LES MOYENS DES POLITIQUES PUBLIQUES ET DISPOSITIONS SPÉCIALES

(seconde partie de la loi de finances)

ANNEXE N° 6b

COHÉSION DES TERRITOIRES - AMÉNAGEMENT DES TERRITOIRES

(Programmes 112 « Impulsion et coordination de la politique d'aménagement du territoire » et 162 « Interventions territoriales de l'État »)

Rapporteur spécial : M. Bernard DELCROS

(1) Cette commission est composée de : M. Claude Raynal, président ; M. Jean-François Husson, rapporteur général ; MM. Éric Bocquet, Emmanuel Capus, Bernard Delcros, Vincent Éblé, Charles Guené, Mme Christine Lavarde, MM. Dominique de Legge, Albéric de Montgolfier, Didier Rambaud, Jean-Claude Requier, Mmes Sophie Taillé-Polian, Sylvie Vermeillet, vice-présidents ; MM Jérôme Bascher, Rémi Féraud, Marc Laménie, Stéphane Sautarel, secrétaires ; MM. Jean-Michel Arnaud, Arnaud Bazin, Christian Bilhac, Jean-Baptiste Blanc, Mme Isabelle Briquet, MM. Michel Canevet, Vincent Capo-Canellas, Thierry Cozic, Vincent Delahaye, Philippe Dominati, Mme Frédérique Espagnac, MM. Éric Jeansannetas, Patrice Joly, Roger Karoutchi, Christian Klinger, Antoine Lefèvre, Gérard Longuet, Victorin Lurel, Hervé Maurey, Thierry Meignen, Sébastien Meurant, Jean-Marie Mizzon, Claude Nougein, Mme Vanina Paoli-Gagin, MM. Paul Toussaint Parigi, Georges Patient, Jean-François Rapin, Teva Rohfritsch, Pascal Savoldelli, Vincent Segouin, Jean Pierre Vogel.

Voir les numéros :

Assemblée nationale ( 15 ème législ.) : 4482 , 4502 , 4524 , 4525, 4526 , 4527 , 4597 , 4598 , 4601 , 4614 et T.A. 687

Sénat : 162 et 163 à 169 (2021-2022)

L'ESSENTIEL

Le présent rapport porte sur deux programmes de la mission « Cohésion des territoires » : les programmes 112 « impulsion et coordination de la politique d'aménagement du territoire » et 162 « interventions territoriales de l'État » .

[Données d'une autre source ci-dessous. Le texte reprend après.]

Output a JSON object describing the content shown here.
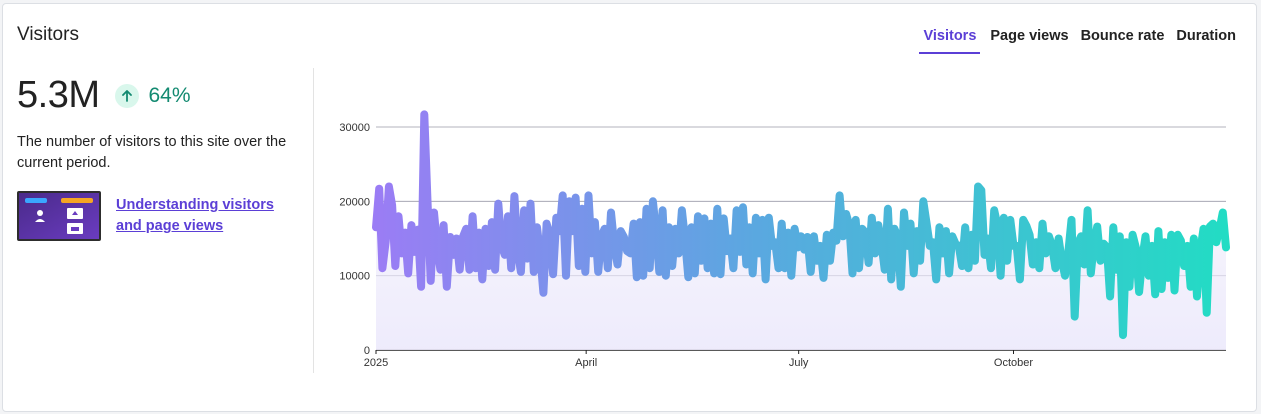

Ces derniers représentent un total de 258,8 millions d'euros en autorisations d'engagement (AE) et 282,3 millions d'euros en crédits de paiement (CP), auxquels s'ajoutent 631 millions d'euros au titre des dépenses fiscales associées .

I. UNE POLITIQUE CONTRACTUELLE DE L'ÉTAT DANS LES TERRITOIRES EN COURS DE REFONTE

A. LE FINANCEMENT DES CONTRATS DE PLAN ÉTAT-RÉGIONS (CPER) BROUILLÉ PAR UNE INTÉGRATION D'UNE PARTIE DES CRÉDITS AU PLAN DE RELANCE

Comme en 2021, une partie des crédits CPER pour 2022 sont portés par la mission « plan de relance ». S'agissant du programme 112, 998,6 millions d'euros devraient être contractualisés dans les CPER sur l'ensemble de la période 2021-2027, et 155 millions d'euros au titre du plan France relance. Pour la seule année 2022, les montants accordés aux CPER sont en hausse pour s'établir à 137 millions d'euros .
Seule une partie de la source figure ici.